Rio de Janeiro Botanic Garden's Conservation Unit and Seed Desiccation Tolerance Research
Volume 2 Number 9 - November 1997
T. S. Pereira
Rio de Janeiro Botanic Garden's Conservation Unit is responsible for establishing a Plant and Seed Collection Policy based on the Convention on Biological Diversity (CBD) in order to guide future research, education and exhibitions.This policy will provide the guidelines for germplasm exchange rules for Brazilian species.
Due to the high diversity of Brazilian flora there is not sufficient knowledge about seed germination behaviour.This information is relevant for seed management in genebanks, for restoration of disturbed areas and for diversity conservation and the genetic integrity of the vegetation.
While seed exchange with other institutions is reduced in the Botanic Garden, as part of our work in implementing the Convention, we have instead prioritized our seed collection work to enable greater large scale nursery production of native plants for plantations and landscape uses.
Seed germination, storage and desiccation tolerance of tropical tree species is the main line of research at the Seed Laboratory. Lack of knowledge on the germination requirements for tree seed species in the tropics, has led to research into the optimal temperature and light for high germination indexes.Using this knowledge we can compare any storage treatment expressed as a (%) of the best germination.Since the main difficulty in seed research is to get large amount of seed to treat and evaluate during a broad period of time, we have concentrated on a few species from endangered taxonomic groups or systems.Some of the results of our investigations are summarised below.
In order to evaluate the effect of drying seed on the subsequent germination of Virola surinamensis, an Amazonian timber species from the swamp forest, seeds were submitted to forced drying (fan) at 50ºC for several time periods (minutes) and stored in polyethylene bags.The results showed that viability was maintained after desiccation from 0 to 120 minutes, being higher at 60 minutes.The best treatment after four months was the control one, where seeds were kept inside water, in plastic bags, confirming the traditional experience of the field worker and overcoming the characteristics of recalcitrant seed (Cunha et al., 1992).

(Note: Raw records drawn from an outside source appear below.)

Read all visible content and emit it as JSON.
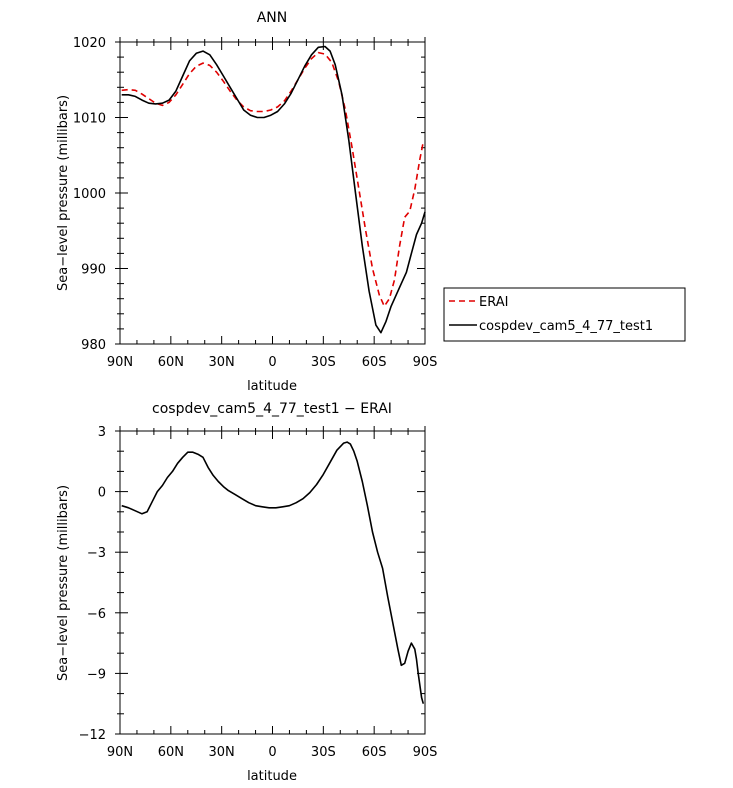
{
  "chart_data": [
    {
      "type": "line",
      "title": "ANN",
      "xlabel": "latitude",
      "ylabel": "Sea−level pressure (millibars)",
      "xlim": [
        90,
        -90
      ],
      "ylim": [
        980,
        1020
      ],
      "x_tick_values": [
        90,
        60,
        30,
        0,
        -30,
        -60,
        -90
      ],
      "x_tick_labels": [
        "90N",
        "60N",
        "30N",
        "0",
        "30S",
        "60S",
        "90S"
      ],
      "y_tick_values": [
        980,
        990,
        1000,
        1010,
        1020
      ],
      "y_tick_labels": [
        "980",
        "990",
        "1000",
        "1010",
        "1020"
      ],
      "legend": "right",
      "series": [
        {
          "name": "ERAI",
          "color": "#e00000",
          "dash": "dashed",
          "x": [
            89,
            85,
            81,
            77,
            73,
            69,
            65,
            61,
            57,
            53,
            49,
            45,
            41,
            37,
            33,
            29,
            25,
            21,
            17,
            13,
            9,
            5,
            1,
            -3,
            -7,
            -11,
            -15,
            -19,
            -23,
            -27,
            -31,
            -35,
            -39,
            -43,
            -47,
            -51,
            -55,
            -59,
            -63,
            -66,
            -69,
            -72,
            -75,
            -78,
            -81,
            -84,
            -87,
            -89
          ],
          "y": [
            1013.6,
            1013.7,
            1013.6,
            1013.1,
            1012.5,
            1011.9,
            1011.6,
            1012.0,
            1013.0,
            1014.4,
            1015.8,
            1016.8,
            1017.2,
            1016.9,
            1016.0,
            1014.8,
            1013.5,
            1012.3,
            1011.4,
            1010.9,
            1010.8,
            1010.8,
            1011.0,
            1011.4,
            1012.2,
            1013.5,
            1015.0,
            1016.5,
            1017.8,
            1018.6,
            1018.4,
            1017.3,
            1014.8,
            1011.0,
            1006.0,
            1000.5,
            995.0,
            990.0,
            986.5,
            985.0,
            986.0,
            988.5,
            993.0,
            996.8,
            997.6,
            1000.5,
            1004.5,
            1006.8
          ]
        },
        {
          "name": "cospdev_cam5_4_77_test1",
          "color": "#000000",
          "dash": "solid",
          "x": [
            89,
            85,
            81,
            77,
            73,
            69,
            65,
            61,
            57,
            53,
            49,
            45,
            41,
            37,
            33,
            29,
            25,
            21,
            17,
            13,
            9,
            5,
            1,
            -3,
            -7,
            -11,
            -15,
            -19,
            -23,
            -27,
            -31,
            -34,
            -37,
            -41,
            -45,
            -49,
            -53,
            -57,
            -61,
            -64,
            -67,
            -70,
            -73,
            -76,
            -79,
            -82,
            -85,
            -88,
            -90
          ],
          "y": [
            1013.0,
            1013.0,
            1012.8,
            1012.3,
            1011.9,
            1011.8,
            1011.9,
            1012.3,
            1013.5,
            1015.5,
            1017.5,
            1018.5,
            1018.8,
            1018.3,
            1017.0,
            1015.5,
            1014.0,
            1012.5,
            1011.0,
            1010.3,
            1010.0,
            1010.0,
            1010.3,
            1010.8,
            1011.8,
            1013.2,
            1015.0,
            1016.8,
            1018.3,
            1019.3,
            1019.4,
            1018.8,
            1017.0,
            1013.0,
            1007.0,
            1000.0,
            993.0,
            987.0,
            982.5,
            981.5,
            983.0,
            985.0,
            986.5,
            988.0,
            989.5,
            992.0,
            994.5,
            996.0,
            997.5
          ]
        }
      ]
    },
    {
      "type": "line",
      "title": "cospdev_cam5_4_77_test1 − ERAI",
      "xlabel": "latitude",
      "ylabel": "Sea−level pressure (millibars)",
      "xlim": [
        90,
        -90
      ],
      "ylim": [
        -12,
        3
      ],
      "x_tick_values": [
        90,
        60,
        30,
        0,
        -30,
        -60,
        -90
      ],
      "x_tick_labels": [
        "90N",
        "60N",
        "30N",
        "0",
        "30S",
        "60S",
        "90S"
      ],
      "y_tick_values": [
        3,
        0,
        -3,
        -6,
        -9,
        -12
      ],
      "y_tick_labels": [
        "3",
        "0",
        "−3",
        "−6",
        "−9",
        "−12"
      ],
      "series": [
        {
          "color": "#000000",
          "dash": "solid",
          "x": [
            89,
            85,
            81,
            77,
            74,
            71,
            68,
            65,
            62,
            59,
            56,
            53,
            50,
            47,
            44,
            41,
            38,
            35,
            32,
            29,
            26,
            22,
            18,
            14,
            10,
            6,
            2,
            -2,
            -6,
            -10,
            -14,
            -18,
            -22,
            -26,
            -30,
            -34,
            -38,
            -42,
            -44,
            -46,
            -48,
            -50,
            -53,
            -56,
            -59,
            -62,
            -65,
            -68,
            -71,
            -74,
            -76,
            -78,
            -80,
            -82,
            -84,
            -85,
            -86,
            -87,
            -88,
            -89
          ],
          "y": [
            -0.7,
            -0.8,
            -0.95,
            -1.1,
            -1.0,
            -0.5,
            0.0,
            0.3,
            0.7,
            1.0,
            1.4,
            1.7,
            1.95,
            1.95,
            1.85,
            1.7,
            1.2,
            0.8,
            0.5,
            0.25,
            0.05,
            -0.15,
            -0.35,
            -0.55,
            -0.7,
            -0.75,
            -0.8,
            -0.8,
            -0.75,
            -0.7,
            -0.55,
            -0.35,
            -0.05,
            0.35,
            0.85,
            1.45,
            2.05,
            2.4,
            2.45,
            2.35,
            2.0,
            1.5,
            0.5,
            -0.7,
            -2.0,
            -3.0,
            -3.8,
            -5.2,
            -6.5,
            -7.8,
            -8.6,
            -8.5,
            -7.9,
            -7.5,
            -7.8,
            -8.3,
            -9.0,
            -9.6,
            -10.2,
            -10.5
          ]
        }
      ]
    }
  ]
}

Research on the Sugar Palm (Euterpe edulis Mart.) conducted at the Seed Laboratory, verified that the best conservation results were attained under 15øC (Andrade et al., 1996).If seed moisture could be maintained between 40% and 43%, high values of germination and vigour could be yielded.However, the spontaneous germination within storage plastic bags under 15ºC and 43% seed moisture content suggests the use of partial dehydration (40%) before seed storage to achieve better conservation.Since the Rio Botanic Garden Palm Collection is one of the largest in America, these results could be applied to other palm species.
The majority of tropical tree species have exhibited different levels of desiccation sensitivity (Chin & Roberts, 1980; Normah et al., 1997; Motete et al., 1997).For this reason many experiments are needed to guarantee the best environmental storage conditions to maintain seed integrity over time.Different levels of sensitivity to dessication have been shown in our studies. Many of the species from the Atlantic Rain Forest showed an intermediate to tolerant behaviour, mainly those from the early forest succession.This could indicate that they can be dried and stored under low temperatures. An example of this is Astronium glaziovii (Anacardiaceae), which demonstrates high germination when dried either under silica or ventilation containers (Pereira, unpublished).

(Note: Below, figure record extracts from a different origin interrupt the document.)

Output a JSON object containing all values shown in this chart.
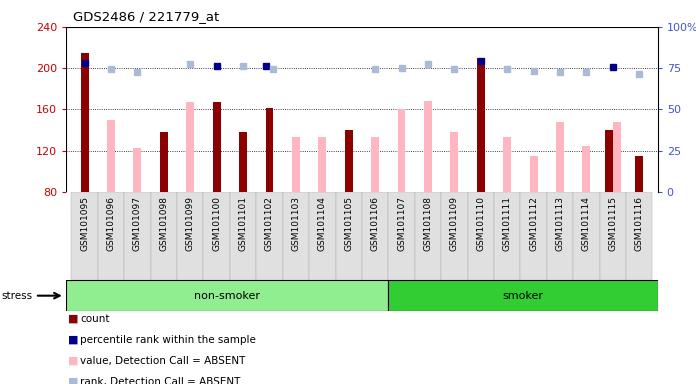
{
  "title": "GDS2486 / 221779_at",
  "samples": [
    "GSM101095",
    "GSM101096",
    "GSM101097",
    "GSM101098",
    "GSM101099",
    "GSM101100",
    "GSM101101",
    "GSM101102",
    "GSM101103",
    "GSM101104",
    "GSM101105",
    "GSM101106",
    "GSM101107",
    "GSM101108",
    "GSM101109",
    "GSM101110",
    "GSM101111",
    "GSM101112",
    "GSM101113",
    "GSM101114",
    "GSM101115",
    "GSM101116"
  ],
  "count_values": [
    215,
    null,
    null,
    138,
    null,
    167,
    138,
    161,
    null,
    null,
    140,
    null,
    null,
    null,
    null,
    210,
    null,
    null,
    null,
    null,
    140,
    115
  ],
  "absent_values": [
    null,
    150,
    123,
    null,
    167,
    null,
    null,
    null,
    133,
    133,
    null,
    133,
    160,
    168,
    138,
    null,
    133,
    115,
    148,
    125,
    148,
    null
  ],
  "percentile_rank": [
    205,
    null,
    null,
    null,
    null,
    202,
    null,
    202,
    null,
    null,
    null,
    null,
    null,
    null,
    null,
    207,
    null,
    null,
    null,
    null,
    201,
    null
  ],
  "absent_rank": [
    null,
    199,
    196,
    null,
    204,
    null,
    202,
    199,
    null,
    null,
    null,
    199,
    200,
    204,
    199,
    null,
    199,
    197,
    196,
    196,
    null,
    194
  ],
  "ylim_left": [
    80,
    240
  ],
  "ylim_right": [
    0,
    100
  ],
  "yticks_left": [
    80,
    120,
    160,
    200,
    240
  ],
  "yticks_right": [
    0,
    25,
    50,
    75,
    100
  ],
  "non_smoker_count": 12,
  "group_labels": [
    "non-smoker",
    "smoker"
  ],
  "group_color_light": "#90EE90",
  "group_color_dark": "#32CD32",
  "count_color": "#8B0000",
  "absent_value_color": "#FFB6C1",
  "percentile_color": "#00008B",
  "absent_rank_color": "#AABBD8",
  "axis_color_left": "#CC0000",
  "axis_color_right": "#4455CC",
  "legend_items": [
    {
      "label": "count",
      "color": "#8B0000"
    },
    {
      "label": "percentile rank within the sample",
      "color": "#00008B"
    },
    {
      "label": "value, Detection Call = ABSENT",
      "color": "#FFB6C1"
    },
    {
      "label": "rank, Detection Call = ABSENT",
      "color": "#AABBD8"
    }
  ]
}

In order to evaluate viability x longevity from the soil seed bank, seeds of the pioneer Rapanea ferruginea were stored inside the forest floor and inside the clearing floor, the control treatment were stored under 5ºC.The results demonstrate that the soil seed bank from the forest floor maintained viable (70% germination) after 570 days.This information is being used for the management of the species in deforested lands.
Another example of sensitivity to intermediate desiccation is from seeds of Eugenia brasiliensis, a forest tree fruit species, which has been under investigation in the last 200 days (Andrade et al, unpublished).Preliminary results show that seeds are not tolerant to low temperatures (5ºC), but with a small increase in temperature (10ºC), seed viability (100%) is maintained with 40 to 50% water content when seeds are stored within sealed plastic bags.But are those seeds recalcitrant indeed? Only research will indicate the way to store them.
With these examples we are acquiring knowledge to deal with the requirements of some key species under storage, which will help their management either fresh or desiccated to through different conservation methods for genebank storage.